In the last few decades, the medical field has been abuzz with excitement about the promise of immunotherapy to treat cancer. In 2018, the Nobel Prize recognized James P. Allison and Tasuku for their groundbreaking discovery of cancer therapy by inhibiting negative immune regulation. In 2022, CAR T cell therapy, the process of reengineering a patient's own immune cells to attack cancer, was approved by the FDA to treat blood cancer and showed promise for other types of cancers.

But despite all its dazzling potential, one type of brain cancer has stubbornly refused to respond to immunotherapy treatment – malignant meningiomas. Meningiomas are a form of brain cancer that affect 37,020 Americans every year and currently defy conventional cancer treatments. Even surgery merely buys the patient time, and most of these meningiomas recur after surgery.
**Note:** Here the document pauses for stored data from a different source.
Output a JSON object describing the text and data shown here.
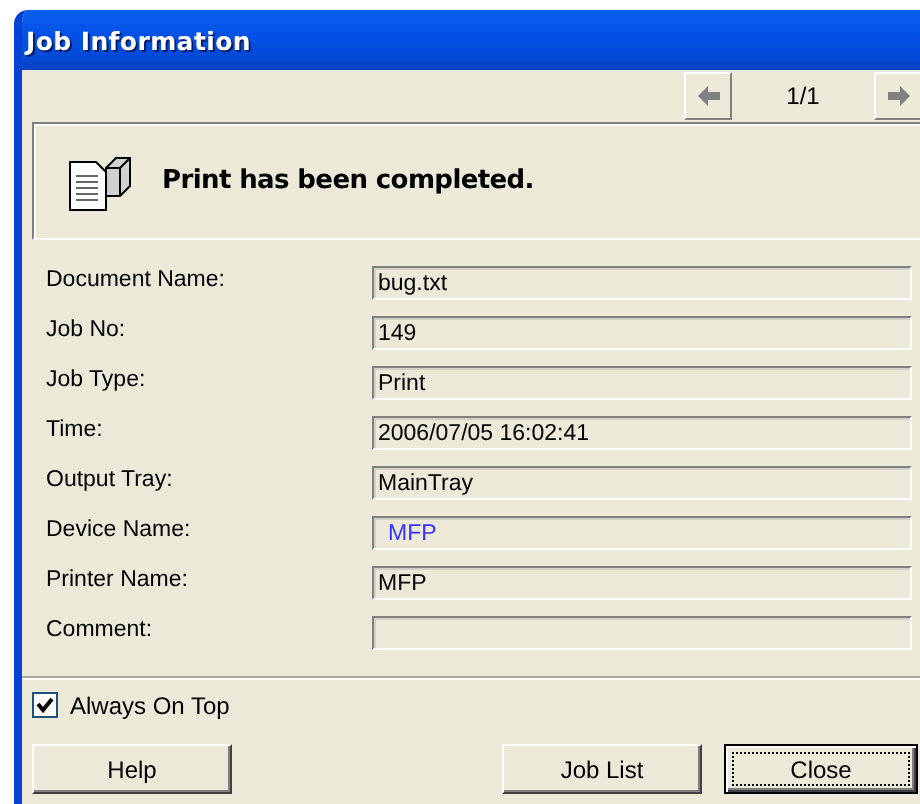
{
  "window": {
    "title": "Job Information"
  },
  "navigation": {
    "counter": "1/1"
  },
  "message": "Print has been completed.",
  "fields": [
    {
      "label": "Document Name:",
      "value": "bug.txt",
      "color": "#000000"
    },
    {
      "label": "Job No:",
      "value": "149",
      "color": "#000000"
    },
    {
      "label": "Job Type:",
      "value": "Print",
      "color": "#000000"
    },
    {
      "label": "Time:",
      "value": "2006/07/05 16:02:41",
      "color": "#000000"
    },
    {
      "label": "Output Tray:",
      "value": "MainTray",
      "color": "#000000"
    },
    {
      "label": "Device Name:",
      "value": "MFP",
      "color": "#3333ff"
    },
    {
      "label": "Printer Name:",
      "value": "MFP",
      "color": "#000000"
    },
    {
      "label": "Comment:"
    }
  ],
  "always_on_top": {
    "label": "Always On Top",
    "checked": true
  },
  "buttons": [
    {
      "label": "Help",
      "focused": false
    },
    {
      "label": "Job List",
      "focused": false
    },
    {
      "label": "Close",
      "focused": true
    }
  ]
}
This is especially worrisome for the 10-15% of cases that are malignant. 

Jacky Yeung, MD, assistant professor at Yale School of Medicine, is looking for a way to harness the power of immunotherapy for meningiomas.

For immunotherapy to work, immune cells must be able to “crawl” through the vessel wall into the tumor, says Dr. Yeung. In 2021, Dr. Yeung published an article in Neuro-oncology with Lieping Chen, MD, PhD, immunologist at Yale School of Medicine that showed that malignant meningiomas did not respond to conventional immunotherapy. While normal blood vessel cells express proteins that make it easy for immune cells to attach, tumor blood vessels in meningiomas do not express those adhesion molecules.

“Unlike lung cancers and melanoma, which immunotherapy has proven to be an effective treatment, the same strategy to boost immunity isn’t effective for meningioma if the immune cells can’t even get into the tumor,” says Dr. Yeung. “They do not express molecules that immune cells can stick to. It’s like they’re going straight by the train station and not stopping.”

Recently, he was awarded a grant from the American Brain Tumor Association to explore a novel proposition – targeting a molecule in brain tumor blood vessels to make them behave more normally. 

Dr. Yeung's current work with Dr. Chen focuses on a gene, CD93, that could be the key to turning tumor vessel wall cells into non-cancer vessel wall cells, which should theoretically make the tumors more susceptible to attack by our immune system.

The grant would enable Dr. Yeung to test this gene in pre-clinical mice models and study whether the target is present in human tumor samples.

"Patients with high grade meningiomas have to go through surgery and radiation with no other effective medical treatments available, it is the hope that through this research we'll be able to unleash the power of our own immune system to treat these difficult tumors," says. Dr. Yeung.